Prove that there exists a positive integer $N$ such that there are at least 2005 ordered pairs $(x,y),$ of non-negative integers $x$ and $y$, satisfying $x^2 + y^2 = N.$
Not sure how to get going here. Is there a simple way of solving this problem using Pythagorean Triples?
On
There will be at least one distinct triple for every prime factor of $C$ in a Pythagorean Triple. For example, $1105$ has only $3$ factors: $(5, 13, 17)$ but has $4$ distinct triples with that value of $\sqrt{N}$. $$ f(24,23)=(47,1104,1105)\quad f(31,12)=(817,744,1105)\quad f(32,9)=(943,576,1105)\quad f(33,4)=(1073,264,1105)\quad $$
Having $2005$ factors, your $C$-value could be very large requiring arbitrary precision for over $6000$ digits but it exists. You want $N=C^2$ so it will be larger still.
On
If you're allowed to use the fact that there are infinitely many primitive Pythagorean triples, which isn't too hard to prove, or even just that there are $2005$ primitive Pythagorean triples, then you can proceed as follows. For $1\leq i\leq2005$, let $(a_i,b_i,c_i)$ be a primitive Pythagorean triple, and set $P=\prod_{i=1}^{2005}c_i$. For each $j$ from $1$ to $2005$, let $x_j=(a_j/c_j)P$ and $y_j=(b_j/c_j)P$; in other words, $x_i$ is the same product as $P$ except that the one factor $c_j$ has been changed to $a_j$, and similarly for $y_j$. Then, since $a_j^2+b_j^2=c_j^2$, we have $x_j^2+y_j^2=P^2$. Wo $N=P^2$ has $2005$ representations as a sum of two squares. These representations are all distinct, because the triples $(a_i,b_i,c_i)$ were primitive --- none is proportional to another.
On
The number of ways to write $N$ as a distinct sum of two squares can be found by finding the prime factorisation of $N$ as $$N = 2^{a_0}p^{a_1}\cdots p^{a_s}q^{b_1}\cdots q^{b_r}$$ with $p$ of the form $4k-1$, and $q$ of the from $4k+1$.
The number of distinct ways to write $N$ as a sum of two squares is then given by $$\begin{cases}2^r-1 \quad & \text{if } n=0, a_0=0 \\ 0 & \text{otherwise}\end{cases}$$ so in order to have at least 2005 distinct ways we need $$N = 5\cdot13\cdot17\cdot29\cdot37\cdot41\cdot53\cdot61\cdot73 = 11472932050385$$ which gives us $2^{11}-1=2047$ primitive pythagorean triples.
Edit: I'm too tired to know how to factorise things, apparently.
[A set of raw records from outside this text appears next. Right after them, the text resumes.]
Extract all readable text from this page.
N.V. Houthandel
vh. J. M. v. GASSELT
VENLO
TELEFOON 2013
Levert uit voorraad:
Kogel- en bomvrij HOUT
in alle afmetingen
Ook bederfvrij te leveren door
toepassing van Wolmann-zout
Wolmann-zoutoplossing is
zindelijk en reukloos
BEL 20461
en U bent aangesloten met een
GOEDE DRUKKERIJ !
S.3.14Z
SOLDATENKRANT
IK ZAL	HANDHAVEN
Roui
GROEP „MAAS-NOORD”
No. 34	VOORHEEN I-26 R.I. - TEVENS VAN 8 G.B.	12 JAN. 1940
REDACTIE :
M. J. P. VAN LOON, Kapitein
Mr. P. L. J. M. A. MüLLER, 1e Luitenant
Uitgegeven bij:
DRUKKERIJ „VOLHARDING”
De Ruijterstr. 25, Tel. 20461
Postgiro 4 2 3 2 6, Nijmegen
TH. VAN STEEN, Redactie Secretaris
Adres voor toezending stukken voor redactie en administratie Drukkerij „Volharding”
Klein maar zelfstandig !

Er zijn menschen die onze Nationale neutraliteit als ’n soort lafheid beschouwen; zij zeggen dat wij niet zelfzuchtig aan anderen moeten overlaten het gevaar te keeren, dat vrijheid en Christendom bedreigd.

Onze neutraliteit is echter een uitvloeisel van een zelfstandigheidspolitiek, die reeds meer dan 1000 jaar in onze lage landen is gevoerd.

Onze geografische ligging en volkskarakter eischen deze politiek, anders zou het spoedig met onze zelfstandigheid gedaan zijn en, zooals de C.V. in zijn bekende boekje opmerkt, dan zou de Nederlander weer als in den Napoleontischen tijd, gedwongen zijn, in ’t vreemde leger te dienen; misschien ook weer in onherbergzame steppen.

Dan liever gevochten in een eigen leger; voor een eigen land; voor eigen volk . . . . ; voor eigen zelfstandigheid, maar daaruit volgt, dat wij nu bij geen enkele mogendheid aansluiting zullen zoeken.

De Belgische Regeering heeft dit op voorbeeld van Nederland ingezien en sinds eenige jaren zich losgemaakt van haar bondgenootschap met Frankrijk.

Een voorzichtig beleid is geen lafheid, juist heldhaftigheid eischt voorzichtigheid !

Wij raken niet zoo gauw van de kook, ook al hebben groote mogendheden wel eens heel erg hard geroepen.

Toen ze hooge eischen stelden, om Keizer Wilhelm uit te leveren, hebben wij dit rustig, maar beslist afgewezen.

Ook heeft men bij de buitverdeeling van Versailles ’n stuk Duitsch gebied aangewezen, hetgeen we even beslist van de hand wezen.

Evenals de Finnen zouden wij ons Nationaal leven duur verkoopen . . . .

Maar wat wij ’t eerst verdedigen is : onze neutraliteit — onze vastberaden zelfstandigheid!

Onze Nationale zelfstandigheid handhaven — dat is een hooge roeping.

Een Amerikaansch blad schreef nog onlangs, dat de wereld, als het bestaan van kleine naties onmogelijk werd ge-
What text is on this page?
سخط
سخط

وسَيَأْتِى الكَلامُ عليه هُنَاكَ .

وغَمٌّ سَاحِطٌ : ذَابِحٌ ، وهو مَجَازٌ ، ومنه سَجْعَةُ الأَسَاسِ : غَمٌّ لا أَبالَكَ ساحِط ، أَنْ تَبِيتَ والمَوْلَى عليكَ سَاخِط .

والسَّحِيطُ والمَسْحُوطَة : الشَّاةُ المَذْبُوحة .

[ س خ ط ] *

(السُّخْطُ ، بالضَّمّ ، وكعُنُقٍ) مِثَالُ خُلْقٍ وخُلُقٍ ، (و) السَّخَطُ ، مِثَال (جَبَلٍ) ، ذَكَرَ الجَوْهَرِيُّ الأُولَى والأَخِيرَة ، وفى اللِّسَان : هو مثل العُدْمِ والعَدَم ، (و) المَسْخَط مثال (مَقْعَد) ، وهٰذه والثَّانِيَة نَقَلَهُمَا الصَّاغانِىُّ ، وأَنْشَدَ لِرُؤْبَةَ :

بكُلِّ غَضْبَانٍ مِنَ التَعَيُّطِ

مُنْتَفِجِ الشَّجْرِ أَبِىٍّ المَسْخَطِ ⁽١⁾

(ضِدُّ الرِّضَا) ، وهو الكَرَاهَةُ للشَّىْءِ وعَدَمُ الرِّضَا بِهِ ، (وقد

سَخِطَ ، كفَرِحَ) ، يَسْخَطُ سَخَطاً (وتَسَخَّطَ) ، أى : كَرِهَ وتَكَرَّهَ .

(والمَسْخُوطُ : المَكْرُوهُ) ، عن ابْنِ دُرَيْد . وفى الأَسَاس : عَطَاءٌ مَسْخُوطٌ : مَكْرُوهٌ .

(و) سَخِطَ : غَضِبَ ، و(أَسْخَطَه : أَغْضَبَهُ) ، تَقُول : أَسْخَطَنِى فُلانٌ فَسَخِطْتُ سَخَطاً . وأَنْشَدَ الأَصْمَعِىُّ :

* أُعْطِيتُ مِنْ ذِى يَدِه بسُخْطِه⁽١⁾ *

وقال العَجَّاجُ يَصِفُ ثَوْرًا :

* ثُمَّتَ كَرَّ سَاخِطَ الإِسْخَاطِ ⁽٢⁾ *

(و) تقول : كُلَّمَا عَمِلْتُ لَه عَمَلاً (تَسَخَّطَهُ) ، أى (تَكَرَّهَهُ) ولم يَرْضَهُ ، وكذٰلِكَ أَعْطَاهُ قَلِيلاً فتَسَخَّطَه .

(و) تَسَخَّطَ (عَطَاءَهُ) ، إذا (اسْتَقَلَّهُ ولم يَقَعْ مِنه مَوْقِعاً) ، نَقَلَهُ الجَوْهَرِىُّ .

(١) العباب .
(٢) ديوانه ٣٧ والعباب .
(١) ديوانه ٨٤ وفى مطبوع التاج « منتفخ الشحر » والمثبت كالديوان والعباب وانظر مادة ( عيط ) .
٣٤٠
Major fix, should be right now. Checked my answer using Wolfram.
The question is essentially about factorisation in the ring $\Bbb Z[i]$.
A really cheap way is to take $N = 5^k$ for a sufficiently large $k$.
For every $a$ in the range $[0, k]$, if we write $(1 + 2i)^a(1 - 2i)^{k - a} = x + yi$, then we have $x^2 + y^2 = 5^k$.
There will be some repetitions, but at most by a constant factor, so taking $k$ large enough will be OK.